Siamo adesso in grado di trarre delle conclusioni finali. Negli ultimi decenni, molto probabilmente il colosso dell’Ilva ha portato alla società più danni che benefici: ha avvelenato l’aria, il mare e la terra di Taranto, in modo difficilmente reversibile e ha causato migliaia di malattie e di morti. La zona, inoltre, è stata contaminata ad un punto tale da mettere in seria difficoltà molti altri settori, ad esempio quelli dell’agricoltura, dell’ittica e del turismo. Tutto ciò allo scopo di produrre un materiale, l’acciaio, che in Europa viene prodotto in eccesso ed è sempre più difficile da trasformare in profitto. Una volta che la magistratura ha imposto all’azienda determinati limiti nella produzione, d’altronde sacrosanti per tutelare la salute dei cittadini, questa è crollata accumulando miliardi di debiti. Che sia possibile ricostruire un’azienda sana, con i conti in attivo e rispettosa dell’umanità e della natura circostante è tutto da dimostrare; ove anche ciò fosse possibile, richiederebbe ingenti risorse finanziarie che al momento sembrano impossibili da trovare.

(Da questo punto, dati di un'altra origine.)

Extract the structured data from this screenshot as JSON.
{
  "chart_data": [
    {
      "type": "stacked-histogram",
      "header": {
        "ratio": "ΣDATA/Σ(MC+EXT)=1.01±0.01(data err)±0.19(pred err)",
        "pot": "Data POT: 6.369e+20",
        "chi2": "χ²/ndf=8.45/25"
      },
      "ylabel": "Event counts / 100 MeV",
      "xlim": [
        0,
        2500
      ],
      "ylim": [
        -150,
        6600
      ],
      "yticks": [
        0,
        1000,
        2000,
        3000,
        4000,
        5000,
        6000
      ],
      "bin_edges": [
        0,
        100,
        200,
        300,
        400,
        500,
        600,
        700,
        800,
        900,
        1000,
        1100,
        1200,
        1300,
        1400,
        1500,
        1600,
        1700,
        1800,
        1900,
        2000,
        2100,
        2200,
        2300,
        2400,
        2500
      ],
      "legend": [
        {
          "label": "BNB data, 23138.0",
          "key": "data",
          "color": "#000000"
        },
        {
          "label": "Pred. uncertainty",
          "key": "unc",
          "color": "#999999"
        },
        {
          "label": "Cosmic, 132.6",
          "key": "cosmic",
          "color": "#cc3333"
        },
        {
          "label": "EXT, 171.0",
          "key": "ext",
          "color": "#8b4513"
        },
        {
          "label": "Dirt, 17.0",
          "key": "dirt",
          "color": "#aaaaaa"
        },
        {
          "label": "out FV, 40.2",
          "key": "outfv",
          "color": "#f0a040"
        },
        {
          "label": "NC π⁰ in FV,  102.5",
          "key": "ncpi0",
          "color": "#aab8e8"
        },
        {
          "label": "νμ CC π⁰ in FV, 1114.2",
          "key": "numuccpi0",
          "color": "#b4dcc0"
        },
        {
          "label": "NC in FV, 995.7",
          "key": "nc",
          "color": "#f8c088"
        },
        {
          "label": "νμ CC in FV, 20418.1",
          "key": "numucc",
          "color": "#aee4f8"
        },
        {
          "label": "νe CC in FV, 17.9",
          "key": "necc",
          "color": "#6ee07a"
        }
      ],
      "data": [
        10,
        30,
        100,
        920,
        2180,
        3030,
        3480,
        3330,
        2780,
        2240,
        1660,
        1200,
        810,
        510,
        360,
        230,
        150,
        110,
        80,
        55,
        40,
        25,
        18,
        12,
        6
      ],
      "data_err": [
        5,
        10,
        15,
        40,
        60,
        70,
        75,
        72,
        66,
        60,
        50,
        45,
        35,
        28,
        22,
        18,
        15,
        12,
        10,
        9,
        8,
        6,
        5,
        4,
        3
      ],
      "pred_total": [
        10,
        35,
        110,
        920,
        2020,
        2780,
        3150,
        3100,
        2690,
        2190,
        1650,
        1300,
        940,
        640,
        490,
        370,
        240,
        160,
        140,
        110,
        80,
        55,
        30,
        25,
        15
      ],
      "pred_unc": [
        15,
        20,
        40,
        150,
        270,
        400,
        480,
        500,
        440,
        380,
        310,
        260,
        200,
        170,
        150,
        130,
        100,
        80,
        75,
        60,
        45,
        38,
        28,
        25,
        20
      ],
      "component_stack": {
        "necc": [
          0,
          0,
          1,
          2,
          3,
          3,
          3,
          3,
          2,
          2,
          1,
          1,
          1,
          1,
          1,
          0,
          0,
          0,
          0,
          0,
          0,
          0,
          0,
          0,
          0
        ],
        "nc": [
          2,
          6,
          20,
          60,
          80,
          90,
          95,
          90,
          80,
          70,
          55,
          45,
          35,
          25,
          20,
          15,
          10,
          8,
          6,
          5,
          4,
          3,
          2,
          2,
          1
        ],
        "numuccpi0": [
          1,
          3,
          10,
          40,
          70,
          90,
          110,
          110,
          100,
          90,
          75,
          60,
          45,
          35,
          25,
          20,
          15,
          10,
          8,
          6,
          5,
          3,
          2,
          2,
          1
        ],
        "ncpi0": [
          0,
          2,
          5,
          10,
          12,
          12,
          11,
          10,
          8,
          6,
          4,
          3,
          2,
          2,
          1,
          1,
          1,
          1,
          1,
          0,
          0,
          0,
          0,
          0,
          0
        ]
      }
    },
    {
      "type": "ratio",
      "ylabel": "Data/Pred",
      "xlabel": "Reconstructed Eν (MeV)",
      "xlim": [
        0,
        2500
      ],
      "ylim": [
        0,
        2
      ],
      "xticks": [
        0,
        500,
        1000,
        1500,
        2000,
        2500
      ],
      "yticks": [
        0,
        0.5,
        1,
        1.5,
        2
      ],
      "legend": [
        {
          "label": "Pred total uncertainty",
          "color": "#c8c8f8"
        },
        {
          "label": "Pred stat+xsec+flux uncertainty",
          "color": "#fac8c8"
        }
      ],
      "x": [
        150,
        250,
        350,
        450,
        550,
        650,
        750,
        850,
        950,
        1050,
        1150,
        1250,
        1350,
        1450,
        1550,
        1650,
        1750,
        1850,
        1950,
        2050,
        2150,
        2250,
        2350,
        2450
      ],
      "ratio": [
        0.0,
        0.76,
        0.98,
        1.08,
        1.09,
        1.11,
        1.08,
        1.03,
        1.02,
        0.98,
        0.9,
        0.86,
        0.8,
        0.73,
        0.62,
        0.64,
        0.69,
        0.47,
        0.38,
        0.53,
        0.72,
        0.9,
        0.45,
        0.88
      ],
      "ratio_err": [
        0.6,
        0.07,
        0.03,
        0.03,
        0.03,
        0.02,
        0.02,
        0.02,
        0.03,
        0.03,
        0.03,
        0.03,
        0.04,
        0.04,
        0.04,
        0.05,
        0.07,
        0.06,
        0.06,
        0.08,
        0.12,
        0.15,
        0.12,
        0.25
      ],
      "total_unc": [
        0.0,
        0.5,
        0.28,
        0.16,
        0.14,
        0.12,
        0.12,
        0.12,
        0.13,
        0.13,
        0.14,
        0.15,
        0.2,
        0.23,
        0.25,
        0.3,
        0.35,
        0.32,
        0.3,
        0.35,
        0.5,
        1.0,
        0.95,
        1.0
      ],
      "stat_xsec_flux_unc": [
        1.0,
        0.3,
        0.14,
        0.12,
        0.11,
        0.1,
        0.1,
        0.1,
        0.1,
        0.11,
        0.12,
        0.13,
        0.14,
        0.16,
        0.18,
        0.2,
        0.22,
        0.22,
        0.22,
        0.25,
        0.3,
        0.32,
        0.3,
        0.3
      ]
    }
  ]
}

Il lavoro si ritrova, la salute non sempre

Probabilmente, più che arroccarsi nella difesa dell’ improbabile struttura esistente, il Governo dovrebbe rispettare la volontà della Magistratura di sospendere la sua attività e rivolgere i suoi sforzi, nella zona, ad altri settori. Il miliardo e passa sequestrato ai fratelli Riva potrebbe più ragionevolmente essere impiegato per finanziare altre attività/servizi più utili all’umanità e alla natura circostante, a cominciare dalla bonifica di tutte le zone contaminate, che è appena agli inizi.

L’acciaieria di Campofelice, in Sicilia, è stata chiusa e la zona, sia pure molto lentamente, riqualificata

I posti di lavoro dei dipendenti dell’ Ilva, e di tutte le altre aziende che vi sono in affari, non possono essere una scusante per mantenere in piedi questo colosso dai piedi d’argilla. Perché perduto un lavoro, spesso se ne trova un altro; per la salute e per l’integrità del territorio, spesso il discorso è un po’ più complicato.